Sur le site New Socialist, Gareth Watkinsi déclare sans ambage que l’art IA est un art fasciste. Pour lui, « l’absence d’humain n’est pas un bug, mais bien une caractéristique de l’art IA ». C’est précisément parce que l’IA générative permet de réaliser des représentations aseptisées et dépourvues de sensibilité qu’elle peut servir une rhétorique fasciste.

+ Il voit dans les générateurs d’images un moyen pour l’extrême-droite, qui a déserté les sciences humaines et l’art, de braconner sur ces territoires desquelles elle est exclue. « L’art IA, telle que pratiquée par la droite, nous dit qu’il n’y a aucune règle sauf le pur exercice du pouvoir par un groupe sur un autre. Ça nous dit que le seul moyen d’apprécier l’art est de savoir qu’il peut blesser quelqu’un. » (New Socialist)
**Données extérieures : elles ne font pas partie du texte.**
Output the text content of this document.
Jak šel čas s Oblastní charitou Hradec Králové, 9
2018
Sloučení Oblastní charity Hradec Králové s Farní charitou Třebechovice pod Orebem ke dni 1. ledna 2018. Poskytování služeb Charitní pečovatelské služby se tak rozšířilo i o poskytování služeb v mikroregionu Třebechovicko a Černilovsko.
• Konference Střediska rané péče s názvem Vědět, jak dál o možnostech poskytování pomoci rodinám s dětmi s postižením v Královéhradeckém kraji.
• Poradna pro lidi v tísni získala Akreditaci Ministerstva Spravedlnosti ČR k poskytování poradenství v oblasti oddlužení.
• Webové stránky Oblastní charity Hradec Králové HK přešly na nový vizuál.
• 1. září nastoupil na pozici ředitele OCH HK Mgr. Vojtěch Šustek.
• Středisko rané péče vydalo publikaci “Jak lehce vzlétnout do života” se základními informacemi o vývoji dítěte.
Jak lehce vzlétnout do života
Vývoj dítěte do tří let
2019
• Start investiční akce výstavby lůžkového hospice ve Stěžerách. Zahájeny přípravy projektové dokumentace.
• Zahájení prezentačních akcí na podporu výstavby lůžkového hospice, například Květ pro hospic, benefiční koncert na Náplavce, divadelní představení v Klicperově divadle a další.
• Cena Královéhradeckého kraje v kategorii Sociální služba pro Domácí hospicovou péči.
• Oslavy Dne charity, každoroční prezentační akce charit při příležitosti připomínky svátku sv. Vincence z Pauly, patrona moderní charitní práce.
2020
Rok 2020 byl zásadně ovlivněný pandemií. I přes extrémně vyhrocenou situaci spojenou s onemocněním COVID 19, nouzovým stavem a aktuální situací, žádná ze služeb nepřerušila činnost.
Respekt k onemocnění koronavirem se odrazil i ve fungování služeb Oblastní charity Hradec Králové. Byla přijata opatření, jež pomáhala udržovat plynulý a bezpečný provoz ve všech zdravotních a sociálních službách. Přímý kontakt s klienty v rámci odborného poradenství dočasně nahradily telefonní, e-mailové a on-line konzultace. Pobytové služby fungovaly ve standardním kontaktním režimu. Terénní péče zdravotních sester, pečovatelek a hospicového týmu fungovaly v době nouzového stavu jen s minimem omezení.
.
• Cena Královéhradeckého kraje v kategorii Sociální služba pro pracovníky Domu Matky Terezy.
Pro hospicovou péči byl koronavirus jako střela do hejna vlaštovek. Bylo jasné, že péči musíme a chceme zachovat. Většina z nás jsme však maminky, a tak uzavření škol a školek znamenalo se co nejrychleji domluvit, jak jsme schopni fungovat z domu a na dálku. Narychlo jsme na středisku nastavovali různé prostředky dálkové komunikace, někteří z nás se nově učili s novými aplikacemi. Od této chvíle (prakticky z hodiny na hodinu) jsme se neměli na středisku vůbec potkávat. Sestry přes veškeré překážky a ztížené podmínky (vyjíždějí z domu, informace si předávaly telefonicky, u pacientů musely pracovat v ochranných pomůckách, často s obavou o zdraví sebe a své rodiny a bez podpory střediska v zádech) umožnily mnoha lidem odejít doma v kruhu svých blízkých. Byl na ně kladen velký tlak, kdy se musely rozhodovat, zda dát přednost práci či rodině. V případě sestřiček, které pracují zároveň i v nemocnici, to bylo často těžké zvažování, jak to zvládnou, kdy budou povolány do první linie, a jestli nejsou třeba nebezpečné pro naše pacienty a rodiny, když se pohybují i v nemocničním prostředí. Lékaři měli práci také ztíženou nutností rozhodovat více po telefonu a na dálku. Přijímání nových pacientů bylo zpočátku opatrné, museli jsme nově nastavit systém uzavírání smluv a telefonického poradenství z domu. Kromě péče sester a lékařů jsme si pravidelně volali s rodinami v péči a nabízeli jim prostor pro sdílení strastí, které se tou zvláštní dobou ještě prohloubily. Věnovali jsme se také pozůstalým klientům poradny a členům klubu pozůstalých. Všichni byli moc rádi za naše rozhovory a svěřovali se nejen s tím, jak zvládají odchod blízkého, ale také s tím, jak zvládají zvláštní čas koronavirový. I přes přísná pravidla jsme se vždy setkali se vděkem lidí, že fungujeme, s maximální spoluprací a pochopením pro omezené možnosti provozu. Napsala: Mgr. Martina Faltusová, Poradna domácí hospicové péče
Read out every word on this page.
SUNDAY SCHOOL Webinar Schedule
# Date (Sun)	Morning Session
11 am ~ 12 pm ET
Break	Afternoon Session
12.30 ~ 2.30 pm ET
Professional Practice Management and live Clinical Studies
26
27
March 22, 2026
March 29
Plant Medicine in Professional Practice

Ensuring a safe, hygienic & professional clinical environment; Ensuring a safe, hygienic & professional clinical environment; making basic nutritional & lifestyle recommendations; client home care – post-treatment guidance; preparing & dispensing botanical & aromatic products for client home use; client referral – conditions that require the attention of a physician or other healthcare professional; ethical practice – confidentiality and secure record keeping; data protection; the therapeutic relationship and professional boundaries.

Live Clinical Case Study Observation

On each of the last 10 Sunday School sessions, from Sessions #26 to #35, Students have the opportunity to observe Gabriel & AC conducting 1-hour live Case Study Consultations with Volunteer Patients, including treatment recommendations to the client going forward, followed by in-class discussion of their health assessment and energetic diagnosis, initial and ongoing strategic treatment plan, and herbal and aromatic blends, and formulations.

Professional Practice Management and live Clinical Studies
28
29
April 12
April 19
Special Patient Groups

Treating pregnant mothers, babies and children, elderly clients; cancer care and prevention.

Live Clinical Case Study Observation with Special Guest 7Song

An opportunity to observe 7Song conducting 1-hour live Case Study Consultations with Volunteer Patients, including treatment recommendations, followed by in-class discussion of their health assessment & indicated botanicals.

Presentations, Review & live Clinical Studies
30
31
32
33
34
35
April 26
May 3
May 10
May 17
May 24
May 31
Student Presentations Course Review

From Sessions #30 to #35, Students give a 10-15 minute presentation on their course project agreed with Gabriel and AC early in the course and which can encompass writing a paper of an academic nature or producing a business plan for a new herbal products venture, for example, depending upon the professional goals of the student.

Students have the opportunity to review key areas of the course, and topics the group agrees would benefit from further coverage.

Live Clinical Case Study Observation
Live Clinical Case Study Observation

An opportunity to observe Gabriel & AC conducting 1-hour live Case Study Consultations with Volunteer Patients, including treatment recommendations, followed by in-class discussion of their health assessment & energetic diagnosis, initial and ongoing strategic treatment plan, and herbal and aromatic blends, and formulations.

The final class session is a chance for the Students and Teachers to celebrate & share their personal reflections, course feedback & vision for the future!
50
Donner de la chair aux fantasmes

L’IA est même un outil idéal pour donner de la chair aux fantasme de l’extrême-droite. En témoignent les multiples utilisations par des partis xénophobes et racistes.

+ En Italie, la Ligue du Nord, le parti d’extrême-droite de Matteo Salvini, a ainsi diffusé une fausse image d’homme barbu enceint afin de servir sa rhétorique islamophobe (La Repubblica) ; au Royaume-Uni c’est une image d’hommes musulmans en train de se moquer d’une femme blonde, drapée de l’Union jack, qui a été postée par Ashlea Simon du parti néofasciste Britain First (Ashlea Simone via Instagram).

+ Rappelons qu’en France, la première vidéo politique française entièrement générée par IA a été diffusée par les équipes de Reconquête, le parti d’Eric Zemmour, en mai 2023. Les images montrent une église prise d’assaut par des immigrés (La Dépêche). Depuis, le parti d’extrême-droite utilise régulièrement ces outils, comme lors de la campagne législative de juillet 2024 (Le Monde). Ironie ultime, #Lecouragedelavérité est le hashtag qui accompagne ces représentations biaisées d’un réel fantasmé.